5 Critical Lessons From The Last Writers’ Strike

To the surprise of no one, members of the Writers Guild of America voted Monday to authorize a strike if the negotiating committee does not reach a new deal with Hollywood studios before the current contract expires on May 1.

An overwhelming majority, 98%, voted for the strike, crystalizing the frustration among writers who feel that their deals have not evolved with the rise of digital options that have created more content than ever for viewers to enjoy.

If those who ignore history are doomed to repeat it, then both sides would be wise to look back at the last writers’ strike, which started in November 2007 and ended in February 2008, for lessons to help them navigate another, which is looking increasingly likely.

As Eric Tipton, a screenwriter who was part of a recent “From The Trenches: Working Writers in Conversation Substack,” notes, “Remembering what happened in 2007 is an important context for today. It seems to me that there is a sanitized mythology about the last strike spreading on social media.”

Here are five lessons the WGA and the studios can carry forward from the last strike.

  1. Reality TV Can Be a Stopgap, But Labor Issues Loom

During the previous strike, reality TV became the MVP for networks, which turned to hits like The Amazing Race and Celebrity Apprentice to fill the airwaves left vacant by scripted series whose writers were on strike.

Expect that strategy to play out again but with an undercurrent of labor strife. Reality TV writers, who craft storylines and character arcs if not actual dialogue, have been trying to organize for years—since the last strike, really, when their concerns got the short shrift in early organizer concessions. The WGA has since been more welcoming, with reality producers getting more vocal about lack of health care and other concerns a union could assist with.

  1. Big Tech Could Scramble the Outlook at the Table

Fifteen years ago, it would have seemed laughable for Amazon and Apple to have any influence in the studio demands—but such is the current TV landscape. The 800-pound gorillas of the last round of negotiations, like CBS with Les Moonves, have dropped considerable weight, and deeper-pocketed tech firms may have different motivations in negotiations than the traditional studios. That wasn’t a factor in the last strike, so the newbies should be mindful of what happened before and try to gauge the universal impact of their moves vs. the immediate, short-term impact.

  1. No One Really Knows What the Future Holds

The 20007-’08 strike is remembered as being about writers wanting a slice of the internet pie—but that’s 20/20 hindsight. In truth, that strike was as much about securing higher DVD residuals. Writers couldn’t anticipate then how streaming would revolutionize the TV business or what they could even want from something so tsunami-like. And no one can say with certainty what’s coming 15 years down the road now, either—which is why, as Chap Taylor notes in the Substack conversation, writers fought last time around for a piece of downloads rather than subscription income.
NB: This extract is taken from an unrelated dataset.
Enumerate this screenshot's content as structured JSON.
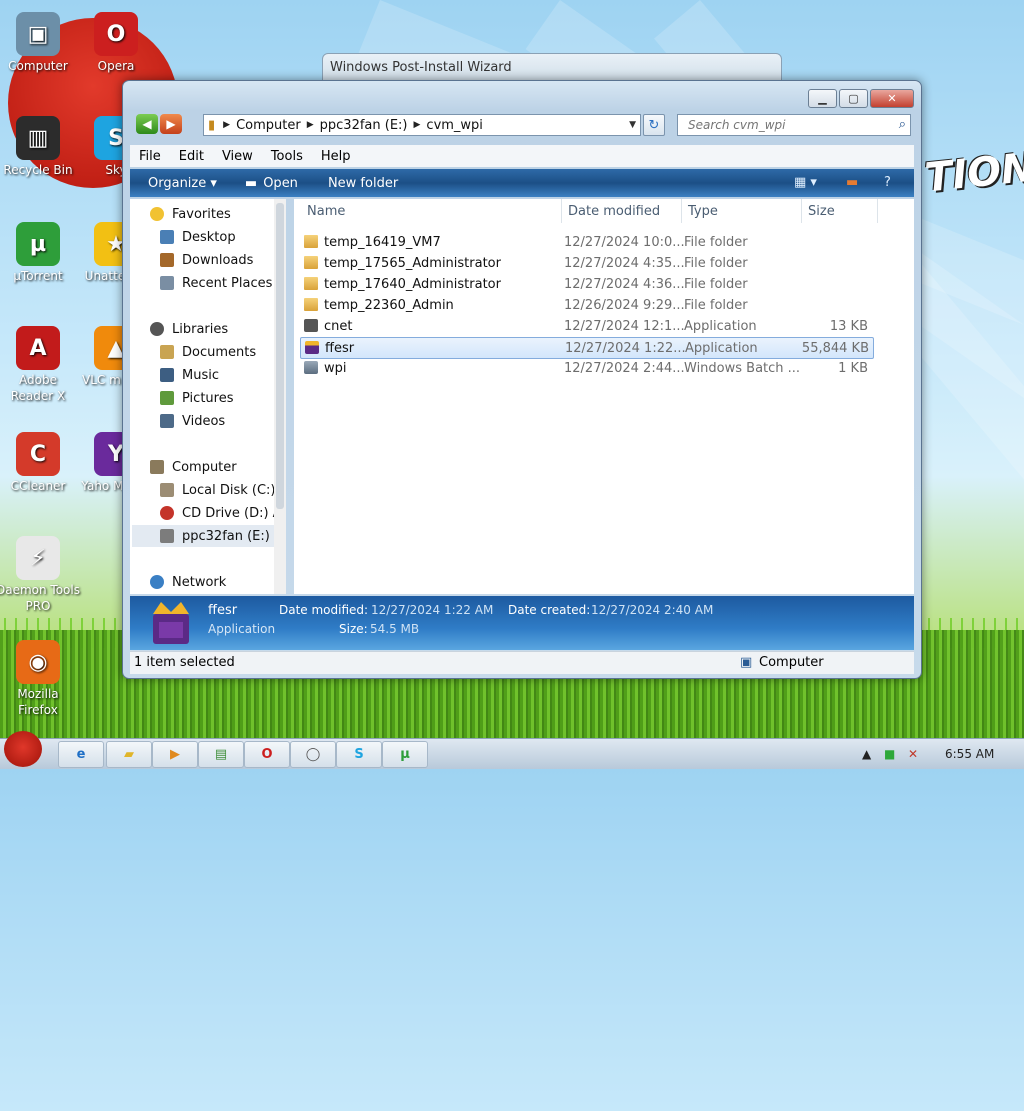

  1. The Late-Night Voices Will Suddenly Carry More Heft

Let’s face it, late-night TV isn’t what it used to be. Ratings have been falling for years, and we’re decades past a time when Johnny Carson commanded a nation’s attention at 11:31 p.m. Still, the strike could bring about a renewed focus on nightly entertainment if, like the last time, the late-night shows become one of the first to come back in a prolonged strike. Headlines would focus on what these men (well, there’s one thing that hasn’t changed!) had to say about current events as well as the strike—and it gave them renewed gravitas at a time when the genre sorely needed it.

  1. Public Pressure Is a Critical Part of Getting a Deal

The early part of the last strike fell fortuitously around the holidays, when network schedules were usually jumbled anyway, allowing the full impact of the strike to take a few months, until audiences realized their favorite shows weren’t producing any new content. Audience discontent (or worry about discontent) helped push studios to make a deal.

The big question is whether that will even happen again in an ecosystem where network and live television have become less significant. People now have so many choices that they could look at a few months off from new content as a blessing—maybe it’s time to finally watch Squid Game or the latest Marvel series on Disney+, or perhaps it’s time to rebinge Game of Thrones. The writers will see quickly which way the public leans, and it will benefit if there’s outcry over lack of original shows.